I first came across the 'TERF' initialism about 10 years ago. It was in the women’s toilets of a queer pub that I was visiting to see a performance (I live in one of the UK’s most progressive and LGBTQ-friendly cities, so it was at the vanguard of trans activism). The initialism was printed on stickers that had been plastered around the inside of the cubicle. The stickers read: 'TERFs not welcome here'. I didn’t know what 'TERF' stood for at the time, but, being where I was, I guessed that RF probably meant radical feminist.

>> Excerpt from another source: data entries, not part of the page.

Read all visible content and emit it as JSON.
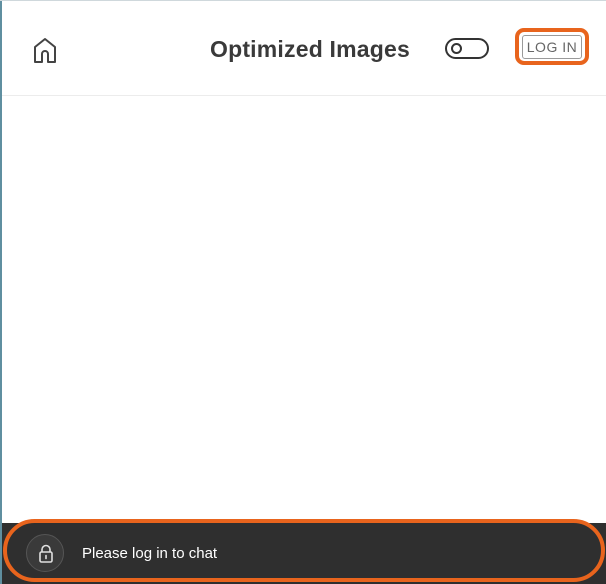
{
  "header": {
    "title": "Optimized Images",
    "home_icon": "home-icon",
    "toggle_icon": "toggle-switch-icon",
    "login_label": "LOG IN"
  },
  "chat": {
    "message": "Please log in to chat",
    "lock_icon": "lock-icon"
  },
  "colors": {
    "highlight": "#e8641d",
    "chat_bar": "#2f2f2f",
    "title_text": "#3a3a3a"
  }
}
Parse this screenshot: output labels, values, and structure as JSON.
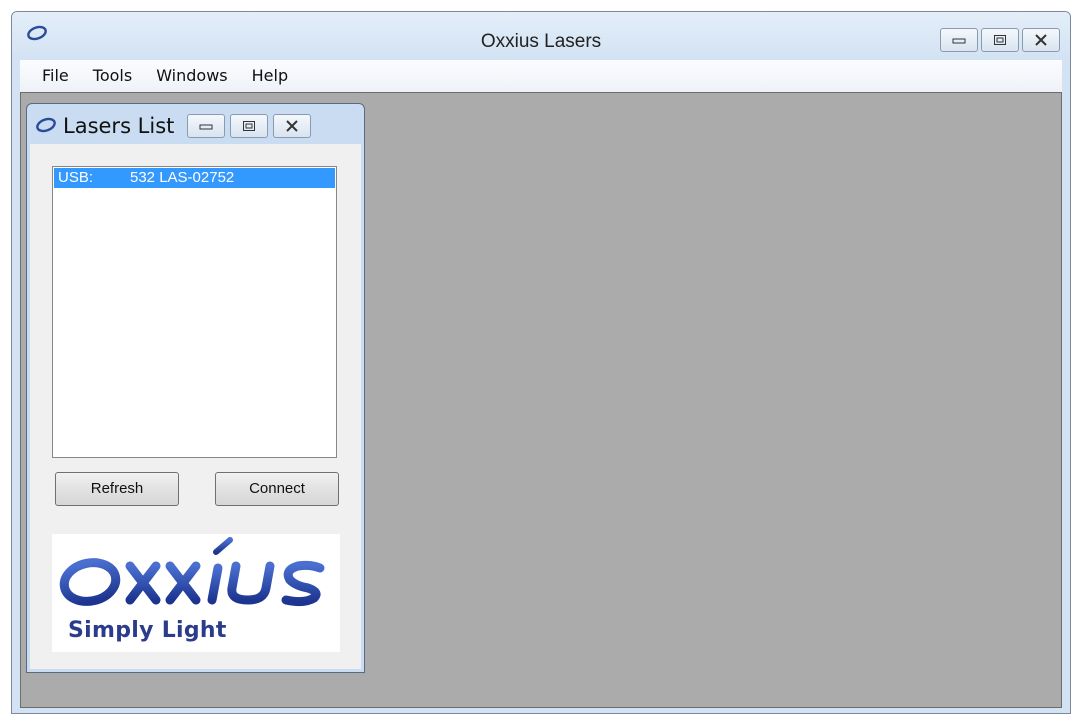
{
  "window": {
    "title": "Oxxius Lasers"
  },
  "menu": {
    "items": [
      "File",
      "Tools",
      "Windows",
      "Help"
    ]
  },
  "lasers_list_window": {
    "title": "Lasers List",
    "list": {
      "items": [
        {
          "port": "USB:",
          "name": "532 LAS-02752",
          "selected": true
        }
      ]
    },
    "buttons": {
      "refresh": "Refresh",
      "connect": "Connect"
    },
    "logo": {
      "wordmark": "OXXIUS",
      "slogan": "Simply Light"
    }
  },
  "icons": {
    "app": "oxxius-ring-icon",
    "minimize": "minimize-icon",
    "restore": "restore-icon",
    "close": "close-icon"
  },
  "colors": {
    "selection": "#3399ff",
    "mdi_background": "#ababab",
    "brand_blue": "#2c3c8c"
  }
}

There was something particularly nasty in the way a space of such vulnerability had been filled with aggressive speech, and I instinctively felt under attack. I assumed that the RFs the stickers were telling weren’t welcome were women. Even if you don’t agree with a woman’s politics, why on earth should you feel it appropriate and acceptable to drive them from a necessary space? Where are they supposed to relieve themselves? I had always thought of myself as a feminist (possibly radical, I didn’t really know), but I certainly didn’t identify with the kind of woman who is so dangerous and hateful that she should be driven from using the toilet facilities designed for her. I couldn’t possibly be a 'TERF'. Or could I?


When I got home I looked up 'TERF' and was shocked to discover that, in TRAs eyes, I am one. That because I believe in the material reality of my biological sex, and because I believe that my lived experience is different from a transwoman’s lived experience (and vice versa), I’m not welcome in those toilets designed for me. That I am a bigot. That I deserve to be raped by 'lady cock'.